Morgan Stanley
  • Thoughts on the Market Podcast
  • Apr 26, 2024

Can Technology Help Us Live Longer & Better?

Transcript

Welcome to Thoughts on the Market. I’m Ed Stanley, Morgan Stanley’s Head of Thematic Research in London. Along with my colleagues bringing you a variety of perspectives, today I’ll discuss the promise of technology that might help us live longer and better lives.  

It’s Friday, the 26th of April, at 2pm in London.

You may have heard me discuss Moonshots and Earthshots on this podcast before. Moonshots are ambitious solutions to seemingly insurmountable problems using disruptive technology, predominantly software; while Earthshots, by contrast, are radical planet-focused technologies to accelerate decarbonization and mitigate global warming, predominantly hardware challenges.

But today I want to address a third group of revolutionary solutions that I call Longshots. These are the most promising Longevity technologies. And in terms of the three big secular themes that Morgan Stanley is focused on – which are Decarbonization, Tech Diffusion, and Longevity – Longshots straddle the latter two. 

Unlike software-based Moonshots or hardware-based Earthshots, these Longshots face some of the greatest challenges of all. First, we know remarkably little about the process of ageing. Second, these are both hardware and software problems. And third, the regulatory hurdles are far more stringent in healthcare, when compared to most other emerging technology fields.      

We believe the success of Longshots depends on a deep understanding of Longevity. And loosely speaking, you can think of that as a question of whether someone's phenotype can outweigh their genotype.

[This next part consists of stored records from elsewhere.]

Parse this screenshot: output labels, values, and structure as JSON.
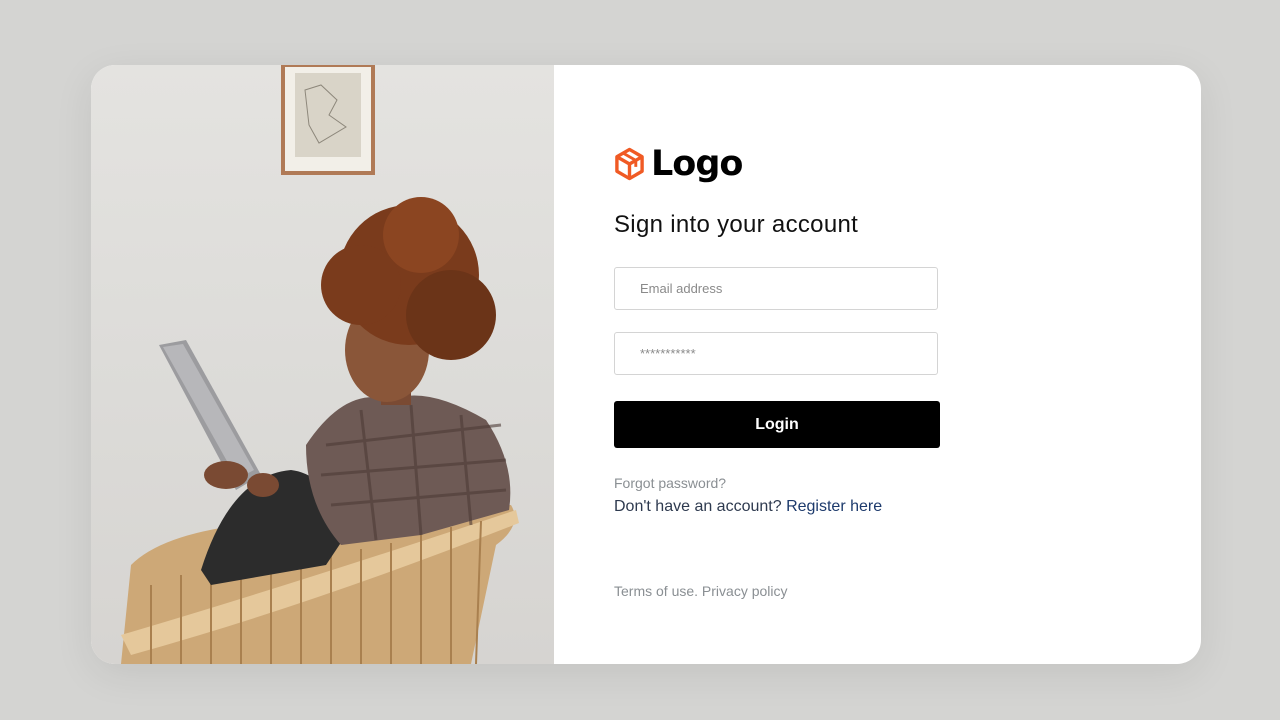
{
  "brand": {
    "name": "Logo",
    "icon": "cube-icon",
    "accent_color": "#f05a24"
  },
  "form": {
    "heading": "Sign into your account",
    "email_placeholder": "Email address",
    "password_placeholder": "***********",
    "login_label": "Login",
    "forgot_password": "Forgot password?",
    "register_prompt": "Don't have an account?",
    "register_link": "Register here"
  },
  "footer": {
    "terms": "Terms of use.",
    "privacy": "Privacy policy"
  },
  "colors": {
    "page_bg": "#d4d4d2",
    "card_bg": "#ffffff",
    "button_bg": "#000000",
    "link_color": "#1d3a6c",
    "muted_text": "#8a8f93"
  }
}
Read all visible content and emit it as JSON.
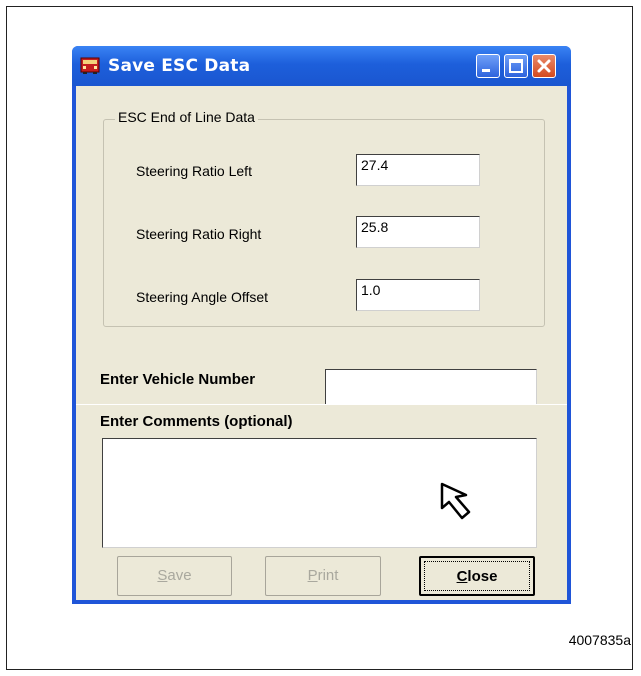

In other words, can their lifestyle, choices, environment trump the genetics that are written into their DNA.

Modern medicine, by focusing almost exclusively on treating disease rather than preventing it, has succeeded in keeping us alive for longer – but also sicker for longer. Preventing disease increases our health spans and reduces morbidity, and its associated costs.

So, in this regard, can we learn anything from the centenarians - the people who live to a hundred and beyond? They number around 30 people in every 100,000 of the population. And many of them live healthy lives well into their eighties. And what makes them so rare is they are statistically better at avoiding what the medical industry calls the Four Horsemen: coronary disease, diabetes, cancer and Alzheimer’s. So, can Longshots help to replicate that successful healthy ageing story for a larger slice of the population?

We look to technology for ways to delay the onset of these chronic diseases by 10 to 30 years, giving healthy life extension for all. That’s not an outlandish goal in theory; but in practice we need a new approach to medical research. And we will be watching how the ten key Longshots we have identified play into this.

Two of these Longshots are already familiar to our listeners: Diabesity medication and Smart Chemotherapy treatments, with a combined addressable market – according to our analysts – of a quarter of a trillion dollars. The other eight Longshots include AI-enabled drug discovery, machine vision embryo selection dramatically increasing the odds of fertility via IVF, bioprinting of organs, brain-computer Interfaces, CRISPR, DNA synthesis, robotics and psychedelics. 

In assessing the maturity and investibility of these ten Longshots, we find that obesity medication, smart chemo, and AI-assisted drug discovery are better understood by the market and look more investible. Many of the others are seeing material outcome- and cost-improvements but they remain earlier-stage, more speculative, particularly for public market investors.

In contrast to Moonshots and Earthshots, where venture investors make up the lion's share of most of the early-stage capital, Longshots have substantially higher exposure to government agencies that make investments in early-stage healthcare projects. Governments are making hundreds of bets on Longshots in searches for solutions to reduce overall healthcare spending – or at the very least get a better return on that investment – which in 2023 amounted to $4.5 trillion in the US, and a whopping $10 trillion globally.

Clearly, the stakes are very high, and the market opportunity is vast, particularly as AI technologies advance in tandem. And so, we’ll keep you updated on the promise of these Longshots. 

Thanks for listening. If you enjoy the show, please leave a review and share Thoughts on the Market with a friend or a colleague today.

Our Head of Europe Thematic Research discusses revolutionary “Longshot” technologies that can potentially alter the course of human aging, and which of them look most investible to the market.